Чип безумия
Ну наконец-то мы дошли до сути.
Безумие! Вот он – мой самый сладкий и сочный диагноз! Точный и пригвождающий к земле гвоздиком за шкирку, во мне чип безумия.
Весной и осенью он активируется, сам по себе, я не понимаю, как это происходит, просто вдруг чувствую, что мне по-олный трындец. Крыша съезжает к полу, и потолок валится на голову, я закрываюсь в своей берлоге, и только наша Маша имеет разрешение режимно открывать дверь и бросать в дверной проем моей солнечной системы дюжину батареек АА, дюжину банок пива и чертову дюжину сигарет, я так сильно люблю тебя… До сих пор… После всех этих сраных лет люблю тебя так же сильно… Когда ты умирала, я плакал, а ты смотрела на меня осуждая… Траншеи тех слез окаменели на моих щеках, превратившись в морщины.
Вот он я – безумный старикан, я ненавижу отвисшие коленки своих мятых штанов и запах изо рта. Свой, черт возьми, свой собственный запах изо рта. И знаете, пожалуй, только его невозможно проебать. Любовь, здоровье, горизонт, талант, деньги, мечты, музыку, детей – все можно проебать, кроме запаха изо рта. Это пиздец. Он отвратителен, но ты его почему-то любила, помнишь Будапешт? Ратушу, где ты разбила прозу Генри и, написав на стене «Fuck u Henry Miller», сказала мне, что любишь мои стихи, мои сраные стихи, и я гений, и поцеловала меня, мы подрались той ночью, после ратуши, сначала я выпил пять литров пива, потом был Чивас, и мы трахались в сортире бара под канонаду желающих отлить, а потом я докопался до твоей юбки, типа короткая, а ты – точно-точно-точно-точно – ты – шлю-ю-ю-ю-юха!!!! Ты врезала мне по роже, я моментально ответил, и твои каблуки спиралью взмыли к стойке бара, я разбил тебе губу, и щека повисла флюсом.
Что такое стыд? Что такое мужчина, ударивший женщину? Насмерть любимую.

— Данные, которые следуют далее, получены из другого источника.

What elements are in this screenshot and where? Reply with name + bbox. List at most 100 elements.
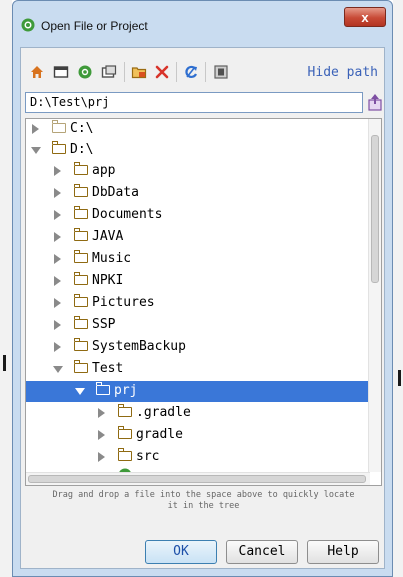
tree-node-label: D:\ [70,142,94,157]
open-file-dialog: Open File or Project x Hide path D:\Test… [12,0,393,577]
tree-node[interactable]: src [26,447,368,468]
tree-node-label: Documents [92,207,163,222]
collapse-arrow-icon[interactable] [53,366,63,373]
vertical-scrollbar[interactable] [368,119,381,472]
toolbar: Hide path [21,48,384,90]
drive-icon [51,141,66,154]
tree-node[interactable]: DbData [26,183,368,204]
desktop-icon[interactable] [53,64,69,80]
toolbar-separator [124,62,125,82]
tree-node-label: C:\ [70,121,94,136]
collapse-arrow-icon[interactable] [31,147,41,154]
project-icon[interactable] [77,64,93,80]
toolbar-separator [176,62,177,82]
tree-node-label: NPKI [92,273,124,288]
refresh-icon[interactable] [183,64,199,80]
tree-node-label: .gradle [136,405,191,420]
tree-node-label: Test [92,361,124,376]
cancel-button[interactable]: Cancel [226,540,298,564]
close-button[interactable]: x [344,7,386,27]
background-right [393,0,403,577]
background-mark [398,370,401,386]
horizontal-scrollbar[interactable] [26,472,370,485]
expand-arrow-icon[interactable] [54,188,61,198]
tree-node-label: Pictures [92,295,155,310]
hide-path-link[interactable]: Hide path [308,65,378,80]
expand-arrow-icon[interactable] [98,408,105,418]
tree-node[interactable]: gradle [26,425,368,446]
ok-button[interactable]: OK [145,540,217,564]
tree-node[interactable]: .gradle [26,403,368,424]
tree-node[interactable]: NPKI [26,271,368,292]
drag-drop-hint: Drag and drop a file into the space abov… [25,490,382,512]
tree-node-label: prj [114,383,138,398]
expand-arrow-icon[interactable] [98,430,105,440]
tree-node-label: src [136,449,160,464]
window-title: Open File or Project [41,19,148,33]
tree-node[interactable]: Documents [26,205,368,226]
tree-node-label: gradle [136,427,183,442]
folder-icon [95,382,110,395]
path-field[interactable]: D:\Test\prj [25,92,363,113]
hint-line: it in the tree [167,501,240,511]
toolbar-separator [205,62,206,82]
expand-arrow-icon[interactable] [54,254,61,264]
folder-icon [117,404,132,417]
tree-node-selected[interactable]: prj [26,381,368,402]
tree-node-drive-c[interactable]: C:\ [26,119,368,140]
folder-icon [73,184,88,197]
folder-icon [73,162,88,175]
tree-node-label: app [92,163,116,178]
folder-icon [73,360,88,373]
tree-node[interactable]: Test [26,359,368,380]
expand-arrow-icon[interactable] [54,320,61,330]
new-folder-icon[interactable] [131,64,147,80]
folder-icon [73,228,88,241]
tree-node-drive-d[interactable]: D:\ [26,140,368,161]
help-button[interactable]: Help [307,540,379,564]
tree-node[interactable]: JAVA [26,227,368,248]
folder-icon [73,206,88,219]
tree-node-label: Music [92,251,132,266]
home-icon[interactable] [29,64,45,80]
expand-arrow-icon[interactable] [54,232,61,242]
expand-arrow-icon[interactable] [54,342,61,352]
folder-icon [73,294,88,307]
tree-node-label: DbData [92,185,139,200]
vertical-scroll-thumb[interactable] [371,135,379,283]
expand-arrow-icon[interactable] [54,276,61,286]
folder-icon [117,448,132,461]
module-icon[interactable] [101,64,117,80]
app-logo-icon [21,18,35,32]
drive-icon [51,120,66,133]
show-hidden-icon[interactable] [213,64,229,80]
horizontal-scroll-thumb[interactable] [28,475,366,483]
folder-icon [73,338,88,351]
tree-node[interactable]: SystemBackup [26,337,368,358]
folder-icon [73,250,88,263]
title-bar[interactable]: Open File or Project x [13,1,392,47]
tree-node[interactable]: Music [26,249,368,270]
expand-arrow-icon[interactable] [54,298,61,308]
expand-arrow-icon[interactable] [32,124,39,134]
background-left [0,0,12,577]
dialog-body: Hide path D:\Test\prj C:\ D:\ app DbData… [20,47,385,569]
hint-line: Drag and drop a file into the space abov… [52,490,355,500]
delete-icon[interactable] [154,64,170,80]
file-tree[interactable]: C:\ D:\ app DbData Documents JAVA Music … [25,118,382,486]
expand-arrow-icon[interactable] [54,166,61,176]
expand-arrow-icon[interactable] [54,210,61,220]
folder-icon [73,316,88,329]
folder-icon [117,426,132,439]
tree-node-label: JAVA [92,229,124,244]
path-history-icon[interactable] [368,92,382,112]
tree-node-label: SSP [92,317,116,332]
folder-icon [73,272,88,285]
collapse-arrow-icon[interactable] [75,388,85,395]
tree-node[interactable]: app [26,161,368,182]
tree-node[interactable]: Pictures [26,293,368,314]
tree-node-label: SystemBackup [92,339,186,354]
background-mark [3,355,6,371]
expand-arrow-icon[interactable] [98,452,105,462]
tree-node[interactable]: SSP [26,315,368,336]
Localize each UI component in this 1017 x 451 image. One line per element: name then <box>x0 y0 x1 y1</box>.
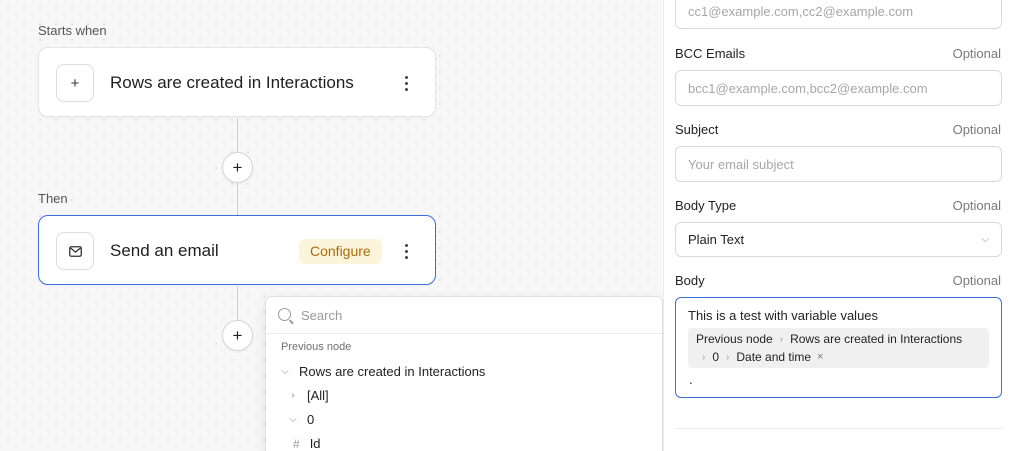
tree-item-label: 0 <box>307 412 315 427</box>
body-type-label: Body Type <box>675 198 737 213</box>
variable-search-input[interactable] <box>301 305 641 326</box>
dot-icon <box>404 249 408 253</box>
bcc-label: BCC Emails <box>675 46 746 61</box>
variable-path-segment: Date and time <box>736 350 812 364</box>
dot-icon <box>404 243 408 247</box>
configure-badge[interactable]: Configure <box>299 239 382 264</box>
variable-chip[interactable]: Previous node › Rows are created in Inte… <box>688 328 989 368</box>
variable-path-segment: Previous node <box>696 332 773 346</box>
chevron-down-icon: ⌵ <box>281 366 289 377</box>
panel-divider <box>675 428 1002 429</box>
body-editor[interactable]: This is a test with variable values Prev… <box>675 297 1002 398</box>
send-email-node-title: Send an email <box>110 241 219 260</box>
tree-item-id[interactable]: # Id <box>293 436 321 451</box>
dot-icon <box>404 75 408 79</box>
body-type-select[interactable]: Plain Text ⌵ <box>675 222 1002 257</box>
subject-label: Subject <box>675 122 719 137</box>
variable-path-segment: Rows are created in Interactions <box>790 332 963 346</box>
dot-icon <box>404 255 408 259</box>
mail-icon <box>56 232 94 270</box>
send-email-node[interactable]: Send an email Configure <box>38 215 436 285</box>
dropdown-group-label: Previous node <box>281 341 352 353</box>
tree-item-label: Rows are created in Interactions <box>299 364 486 379</box>
chevron-down-icon: ⌵ <box>981 234 989 245</box>
tree-item-label: [All] <box>307 388 329 403</box>
connector-line <box>237 118 238 152</box>
body-type-value: Plain Text <box>688 232 745 247</box>
starts-when-label: Starts when <box>38 23 107 38</box>
cc-emails-input[interactable] <box>675 0 1002 29</box>
subject-input[interactable] <box>675 146 1002 182</box>
variable-search <box>266 297 662 334</box>
dot-icon <box>404 81 408 85</box>
trigger-node-menu-button[interactable] <box>398 72 414 94</box>
plus-icon: + <box>56 64 94 102</box>
body-label: Body <box>675 273 705 288</box>
chevron-right-icon: › <box>779 333 784 345</box>
body-type-optional-text: Optional <box>952 198 1001 213</box>
email-config-panel: BCC Emails Optional Subject Optional Bod… <box>663 0 1017 451</box>
tree-item-0[interactable]: ⌵ 0 <box>288 412 314 427</box>
dot-icon <box>404 87 408 91</box>
connector-line <box>237 183 238 215</box>
chevron-right-icon: › <box>702 351 706 363</box>
trigger-node[interactable]: + Rows are created in Interactions <box>38 47 436 117</box>
connector-line <box>237 286 238 320</box>
add-step-button[interactable]: + <box>222 152 253 183</box>
remove-variable-icon[interactable]: × <box>817 351 823 363</box>
body-optional-text: Optional <box>952 273 1001 288</box>
search-icon <box>278 308 291 321</box>
chevron-right-icon: › <box>726 351 730 363</box>
chevron-right-icon: › <box>291 390 295 401</box>
number-type-icon: # <box>293 436 300 451</box>
chevron-down-icon: ⌵ <box>289 414 297 425</box>
tree-item-all[interactable]: › [All] <box>288 388 329 403</box>
body-trailing-text: . <box>689 372 693 387</box>
add-step-button[interactable]: + <box>222 320 253 351</box>
then-label: Then <box>38 191 68 206</box>
body-text: This is a test with variable values <box>688 308 879 323</box>
trigger-node-title: Rows are created in Interactions <box>110 73 354 92</box>
tree-item-rows-created[interactable]: ⌵ Rows are created in Interactions <box>280 364 485 379</box>
tree-item-label: Id <box>309 436 321 451</box>
bcc-optional-text: Optional <box>952 46 1001 61</box>
send-email-node-menu-button[interactable] <box>398 240 414 262</box>
subject-optional-text: Optional <box>952 122 1001 137</box>
variable-picker-dropdown: Previous node ⌵ Rows are created in Inte… <box>265 296 663 451</box>
variable-path-segment: 0 <box>712 350 720 364</box>
bcc-emails-input[interactable] <box>675 70 1002 106</box>
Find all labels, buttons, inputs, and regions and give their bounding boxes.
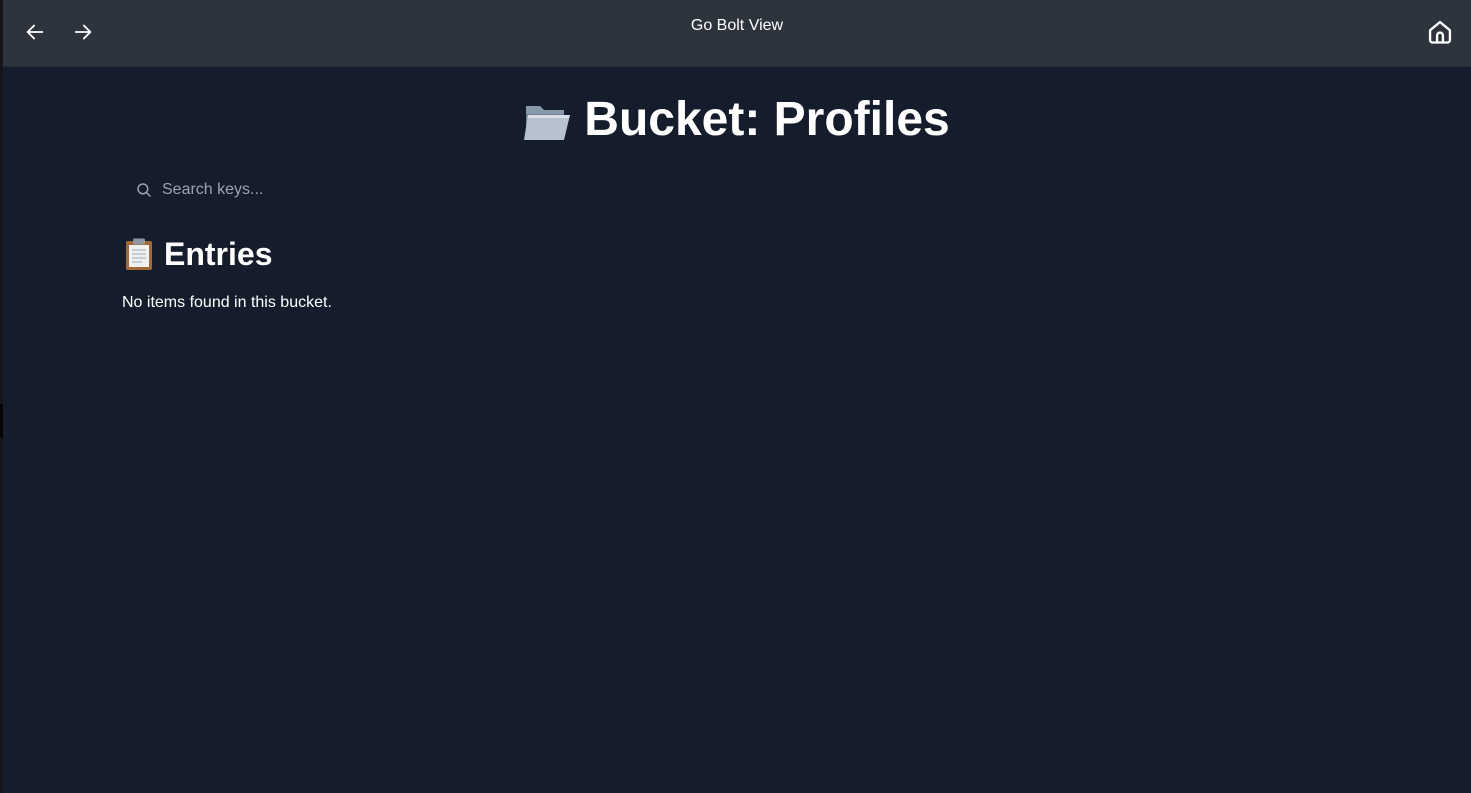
- page-title: Bucket: Profiles: [584, 93, 950, 146]
- home-button[interactable]: [1423, 15, 1457, 49]
- search-icon: [137, 183, 151, 197]
- search-input[interactable]: [162, 181, 582, 199]
- clipboard-icon: [126, 238, 152, 270]
- search-bar[interactable]: [124, 173, 624, 207]
- home-icon: [1428, 20, 1452, 44]
- app-window: Go Bolt View Bucket: Profiles Search key…: [3, 0, 1471, 793]
- empty-message: No items found in this bucket.: [122, 294, 332, 311]
- entries-heading-row: Entries: [123, 234, 272, 274]
- folder-icon: [524, 106, 571, 140]
- entries-heading: Entries: [164, 236, 273, 272]
- app-title: Go Bolt View: [690, 17, 784, 34]
- page-title-row: Bucket: Profiles: [3, 90, 1471, 150]
- top-bar: Go Bolt View: [3, 0, 1471, 67]
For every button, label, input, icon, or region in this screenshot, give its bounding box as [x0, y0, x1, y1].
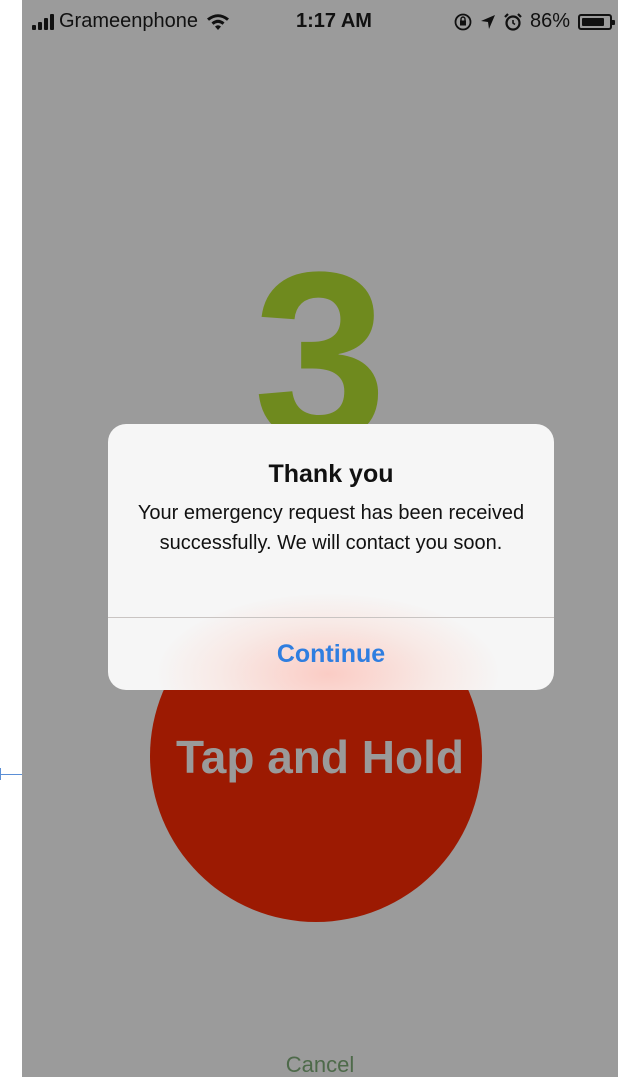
- continue-button[interactable]: Continue: [108, 618, 554, 690]
- carrier-name: Grameenphone: [59, 10, 198, 32]
- status-bar: Grameenphone 1:17 AM 86%: [22, 0, 618, 44]
- cancel-button[interactable]: Cancel: [22, 1052, 618, 1077]
- phone-screen: Grameenphone 1:17 AM 86% 3 Tap and Hold …: [22, 0, 618, 1077]
- alert-message: Your emergency request has been received…: [137, 502, 525, 554]
- battery-fill: [582, 17, 605, 26]
- wifi-icon: [206, 13, 229, 30]
- location-icon: [480, 14, 495, 29]
- status-left: Grameenphone: [32, 10, 230, 33]
- status-time: 1:17 AM: [296, 10, 372, 32]
- battery-percent: 86%: [529, 10, 570, 32]
- alert-dialog: Thank you Your emergency request has bee…: [108, 424, 554, 690]
- signal-icon: [32, 13, 54, 30]
- orientation-lock-icon: [454, 13, 472, 30]
- status-right: 86%: [454, 10, 615, 33]
- battery-icon: [578, 13, 615, 30]
- alert-title: Thank you: [268, 460, 394, 488]
- alarm-icon: [504, 12, 522, 31]
- tap-and-hold-label: Tap and Hold: [176, 731, 464, 783]
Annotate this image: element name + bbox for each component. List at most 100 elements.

Мне было похуй, я находил волну, в ней плавал Брамс, я нырял в его голову и забывал о ратуше, о том, как полз за тобой до отеля и умолял простить, и ты простила, но рано – мы любили друг друга в обочине дороги, не сумев дождаться постельной койки в конуре отеля.
Я жил по-разному, я не всегда пил. Не всегда дрался, бывало, годами не трахался, бывало, годами не пил. Бывало, не пил вообще и ходил драться в ринг, бывало, жил в «Ритце» месяцами и обедал у Юнга, столовался у Карла Юнга и, надкусывая кончик сигары, находил жизнь великолепной. Девочки стоили годовую аренду гаража, в котором стоял «кадиллак» 73-го, и печатная машинка валялась в чемодане между облаками презервативов, которые неуклонно, но без спешки, таяли.
Потом умер отец, и я стал маленьким мальчиком, ждущим наказания за выбитое стекло и получившим вместо него анонимное вечное прощение. Я ненавижу анонимное, я ненавижу, когда шлют открытки-шаблоны. Я ненавижу цветы по доставке, какой смысл в цветах от тебя, когда их приносит чужой человек??
После смерти отца я стал бояться холода, попадая в Исландию, я постоянно думал: если мне сейчас та-ак холодно, каково тогда отцу лежать под землей?
Впрочем, отец умел терпеть.
Потом появилась ты. И я окончательно сошел с ума. Ты появилась в марте, и был снег, и черные петли шоссе, и твои губы, и в ту ночь я понял, что меня ждет.
Безумие! Страх потерять тебя! Страх увидеть тебя под другим! Страх от мысли, от одной только мысли, что ты ходишь по Нью-Йорку, и улицы целуют подошвы твоих туфель-кроссовок-ботинок-ступней, и тебе жарко, и ему жарко, и ты оставляешь следы, и я сдох, я сдох той весной, меня буквально парализовало, я сидел с тобой в музеях, в ресторанах, на лавочках в парке и постоянно крепко сжимал твою руку, я ходил за тобой в женский туалет и томился под дверью, обливаемый, как говном, презрением дам, снующих по вонючему периметру стен сортира, зверь, ждущий во мне, зверь, во мне живущий, зверь страждущий, зверь, жаждущий любви, понял – он ее нашел.
Ты тоже была разная, нежная, заботливая, но чаще всего невыносимая. Ты ревновала меня ко всему живому и предметам, я ненавижу лимон с тех пор, как ты выковыривала его из моих коренных, заподозрив записку от студентки.